I need a device that will split a water-flow into two (or more)
outlets, in such a manner that the flow through each outlet is kept at
(or close to) the same level, despite (minor) differences in
downstream pressure.

The idea is to prevent the water from simply following the "path of
least resistance", thus starving the other outlet(s). Ideally this
should be acomplished with as little flow-resistance as possible. If
feasible, the "device" should have some method for "offsetting" the
flow rates (as in: Some way of regulating the difference in flow rate
between the outlets, so as to allow a manual compensation for
excessive downstream pressure differences).

I believe it should be possible to make such a device without any
moving parts, simply by exploiting various fluid-dynamic principles.
However, not being an expert on this subject, I wouldn't know how to
do proceed, nor what to search the internet for?

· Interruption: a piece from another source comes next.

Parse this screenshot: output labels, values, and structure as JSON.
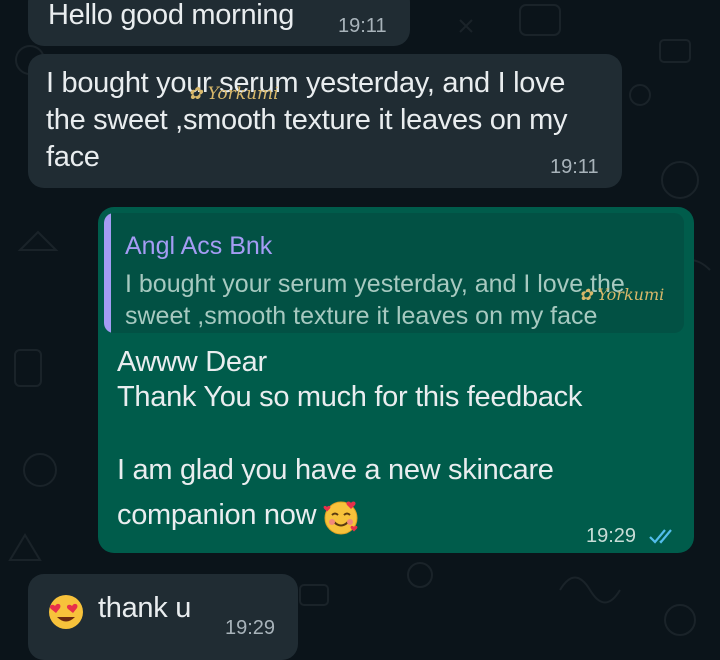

When I say "no moving parts", I am of course talking about parts that
would need to move "automatically" (during use) to regulate the flows,
rather than parts that might be moved manually during installation or
later on (ie. If included, the "flow offset" regulator mechanism might
have parts (the regulator-knob, if nothing else) that moves when
manipulated manually, but the mechanism doing the automatic
"balancing" of flows during operation, should not).

The specific application is for a water cooled PC, where I would like
to split the cold water from the radiator into two or more seperate
hoses, going to various cooling-blocks in the PC (CPU, GPU, VRAM,
chipset, disks etc.) Thus the flow-rates will be rather low, and the
pressure even lower (think 5W aquarium pump through 8-10mm silicone
hoses). It is thus important that neither high pressure nor high flow
rates are required for the "device" to work properly.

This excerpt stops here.